For Democrats, Harris is a return to the Obama vision of America: diverse and driven by social justice. “Her own life story is one that I and so many others can see in ourselves,” Obama said in a statement on Tuesday. “A story that says that no matter where you come from, what you look like, how you worship, or who you love, there’s a place for you here.”

For Republicans like Mike Pence, however, she represents the power behind the throne. Even though candidate Harris clashed personally and politically with Biden, somehow she is really pulling the strings.

“As you all know, Joe Biden and the Democratic party have been overtaken by the radical left,” Pence said at a Trump campaign event in Arizona on Tuesday. “So given their promises of higher taxes, open borders, socialized medicine and abortion on demand, it’s no surprise that he chose Senator Harris.”

But it is, in fact, a surprise that Biden chose Harris. The conventional wisdom was that Harris was too ambitious; that her attacks were too personal in the primaries; that Biden was too concerned about internal rivalries to pick the California senator.

Surely there were safer picks than the daughter of a Jamaican father and an Indian mother, who went to high school in Canada and graduated from Howard University?

There surely were governors and senators who could have faced a smaller tsunami of disinformation, conspiracy theories and plain old racism on a social media feed near you.

During the endless pre-game analysis of Biden’s decision, it was often said that he needed to find his own Biden. Like Obama in the Great Recession, Biden needed a partner in the White House, ready to do the work that the boss will be too busy to handle.

But Biden didn’t choose another Biden. He chose another Obama: someone who represents the future of a country of immigrants, with deep roots in the hard work of righting America’s wrongs.

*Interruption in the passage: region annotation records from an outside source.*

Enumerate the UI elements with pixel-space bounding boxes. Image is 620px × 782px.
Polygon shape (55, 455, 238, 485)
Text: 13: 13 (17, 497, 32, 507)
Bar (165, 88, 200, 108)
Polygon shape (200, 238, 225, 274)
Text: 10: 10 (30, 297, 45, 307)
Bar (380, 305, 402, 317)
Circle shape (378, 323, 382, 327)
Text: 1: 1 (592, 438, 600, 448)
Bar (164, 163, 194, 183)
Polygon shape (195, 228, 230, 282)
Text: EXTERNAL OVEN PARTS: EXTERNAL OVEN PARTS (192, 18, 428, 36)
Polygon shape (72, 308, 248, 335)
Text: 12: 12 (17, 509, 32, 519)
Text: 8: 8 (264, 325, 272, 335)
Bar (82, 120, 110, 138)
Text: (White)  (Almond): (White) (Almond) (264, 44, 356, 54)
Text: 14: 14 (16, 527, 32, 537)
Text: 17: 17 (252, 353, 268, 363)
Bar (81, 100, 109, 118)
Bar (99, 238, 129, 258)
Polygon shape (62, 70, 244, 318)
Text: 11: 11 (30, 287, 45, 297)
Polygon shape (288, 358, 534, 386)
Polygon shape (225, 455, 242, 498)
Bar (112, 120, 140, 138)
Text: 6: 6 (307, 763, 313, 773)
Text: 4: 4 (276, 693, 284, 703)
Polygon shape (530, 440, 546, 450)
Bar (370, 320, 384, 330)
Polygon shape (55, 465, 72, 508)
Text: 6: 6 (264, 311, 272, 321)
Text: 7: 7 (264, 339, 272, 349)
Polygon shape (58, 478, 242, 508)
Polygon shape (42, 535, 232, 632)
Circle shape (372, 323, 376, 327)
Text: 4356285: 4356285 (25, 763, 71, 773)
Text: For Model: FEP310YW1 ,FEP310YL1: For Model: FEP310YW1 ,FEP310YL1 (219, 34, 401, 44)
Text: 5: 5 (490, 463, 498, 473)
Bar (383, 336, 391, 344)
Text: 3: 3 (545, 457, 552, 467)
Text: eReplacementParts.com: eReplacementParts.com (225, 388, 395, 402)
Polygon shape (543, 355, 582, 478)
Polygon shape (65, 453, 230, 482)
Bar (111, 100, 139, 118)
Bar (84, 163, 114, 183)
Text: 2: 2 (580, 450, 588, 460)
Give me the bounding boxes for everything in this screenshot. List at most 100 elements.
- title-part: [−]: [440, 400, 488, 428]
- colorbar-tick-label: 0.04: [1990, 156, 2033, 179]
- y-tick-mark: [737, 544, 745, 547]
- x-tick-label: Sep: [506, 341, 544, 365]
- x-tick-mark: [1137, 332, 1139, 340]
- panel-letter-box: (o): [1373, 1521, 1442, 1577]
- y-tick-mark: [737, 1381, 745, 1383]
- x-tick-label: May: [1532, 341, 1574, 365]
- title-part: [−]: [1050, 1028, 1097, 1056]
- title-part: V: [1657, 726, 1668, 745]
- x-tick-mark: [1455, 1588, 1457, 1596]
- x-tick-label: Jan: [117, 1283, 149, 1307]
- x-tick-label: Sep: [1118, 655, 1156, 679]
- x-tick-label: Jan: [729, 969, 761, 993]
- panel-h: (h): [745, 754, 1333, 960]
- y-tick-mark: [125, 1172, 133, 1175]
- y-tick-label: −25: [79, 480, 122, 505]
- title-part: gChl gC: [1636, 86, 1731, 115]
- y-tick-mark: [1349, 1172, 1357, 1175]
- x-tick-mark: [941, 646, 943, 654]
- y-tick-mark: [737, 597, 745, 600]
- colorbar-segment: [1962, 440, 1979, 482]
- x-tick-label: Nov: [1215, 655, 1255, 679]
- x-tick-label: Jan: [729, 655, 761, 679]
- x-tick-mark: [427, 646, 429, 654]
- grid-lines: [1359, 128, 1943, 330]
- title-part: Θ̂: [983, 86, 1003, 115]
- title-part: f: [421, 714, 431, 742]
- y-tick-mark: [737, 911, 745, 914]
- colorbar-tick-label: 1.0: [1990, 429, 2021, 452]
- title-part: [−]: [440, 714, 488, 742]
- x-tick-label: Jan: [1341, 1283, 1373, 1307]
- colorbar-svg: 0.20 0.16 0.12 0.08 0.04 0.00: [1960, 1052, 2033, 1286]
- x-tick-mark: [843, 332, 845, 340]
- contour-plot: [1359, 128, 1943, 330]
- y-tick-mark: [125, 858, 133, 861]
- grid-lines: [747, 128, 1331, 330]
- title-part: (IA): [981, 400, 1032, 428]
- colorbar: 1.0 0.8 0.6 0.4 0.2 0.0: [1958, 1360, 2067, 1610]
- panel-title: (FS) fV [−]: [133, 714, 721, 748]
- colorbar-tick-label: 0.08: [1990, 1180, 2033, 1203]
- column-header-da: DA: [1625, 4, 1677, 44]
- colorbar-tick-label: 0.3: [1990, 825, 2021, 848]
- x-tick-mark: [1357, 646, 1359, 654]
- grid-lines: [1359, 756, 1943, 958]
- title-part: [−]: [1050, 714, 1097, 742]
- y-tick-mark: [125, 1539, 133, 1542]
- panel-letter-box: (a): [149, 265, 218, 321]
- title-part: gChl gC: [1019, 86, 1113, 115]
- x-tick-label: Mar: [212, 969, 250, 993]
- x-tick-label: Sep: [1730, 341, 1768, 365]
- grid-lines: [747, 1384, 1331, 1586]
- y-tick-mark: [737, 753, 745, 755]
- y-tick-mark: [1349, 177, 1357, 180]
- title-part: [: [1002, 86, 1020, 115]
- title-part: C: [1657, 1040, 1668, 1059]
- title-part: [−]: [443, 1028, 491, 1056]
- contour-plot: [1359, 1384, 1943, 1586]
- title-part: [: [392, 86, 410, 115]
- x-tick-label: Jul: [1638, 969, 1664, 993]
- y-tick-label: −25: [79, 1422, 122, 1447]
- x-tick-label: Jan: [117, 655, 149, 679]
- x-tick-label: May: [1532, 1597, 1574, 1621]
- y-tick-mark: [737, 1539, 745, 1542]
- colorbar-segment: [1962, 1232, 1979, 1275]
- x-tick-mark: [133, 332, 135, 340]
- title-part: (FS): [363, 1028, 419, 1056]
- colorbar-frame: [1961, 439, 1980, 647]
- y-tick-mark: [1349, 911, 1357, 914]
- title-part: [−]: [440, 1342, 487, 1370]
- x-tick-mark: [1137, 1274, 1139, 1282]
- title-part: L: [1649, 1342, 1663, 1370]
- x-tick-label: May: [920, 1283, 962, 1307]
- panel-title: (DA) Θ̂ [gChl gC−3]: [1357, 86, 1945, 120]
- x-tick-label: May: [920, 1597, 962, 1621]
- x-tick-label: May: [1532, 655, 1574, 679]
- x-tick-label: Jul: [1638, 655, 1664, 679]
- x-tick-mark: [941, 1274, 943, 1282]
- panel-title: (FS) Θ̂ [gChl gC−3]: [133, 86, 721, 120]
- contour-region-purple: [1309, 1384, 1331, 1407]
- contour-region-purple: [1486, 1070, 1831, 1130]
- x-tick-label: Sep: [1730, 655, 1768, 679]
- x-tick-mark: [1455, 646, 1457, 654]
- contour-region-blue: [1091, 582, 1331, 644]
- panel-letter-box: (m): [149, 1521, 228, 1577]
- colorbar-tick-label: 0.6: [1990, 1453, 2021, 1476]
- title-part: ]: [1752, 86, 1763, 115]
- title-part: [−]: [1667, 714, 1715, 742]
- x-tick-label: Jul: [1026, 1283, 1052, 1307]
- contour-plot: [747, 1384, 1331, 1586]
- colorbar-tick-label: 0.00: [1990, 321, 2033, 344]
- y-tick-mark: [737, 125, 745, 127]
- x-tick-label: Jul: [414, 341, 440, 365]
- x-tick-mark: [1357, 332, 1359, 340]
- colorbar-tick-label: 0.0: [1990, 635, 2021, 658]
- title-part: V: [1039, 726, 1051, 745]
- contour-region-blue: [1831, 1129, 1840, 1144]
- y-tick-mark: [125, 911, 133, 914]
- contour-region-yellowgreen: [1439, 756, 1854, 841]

Biden and his team have suggested he’s a transitional figure in Democratic politics, and that’s sensible for someone who could well be sworn in as president at the age of 78.

To be sure, Harris struggled with that transition in her own presidential campaign: was she a former prosecutor or a Bernie Sanders-style supporter of Medicare for All?

After four years as vice-president, we still may not know the answer to the question of whether Harris is a centrist or not. But in less than three months, we will know the answer to the question of what future American voters want for themselves and their country.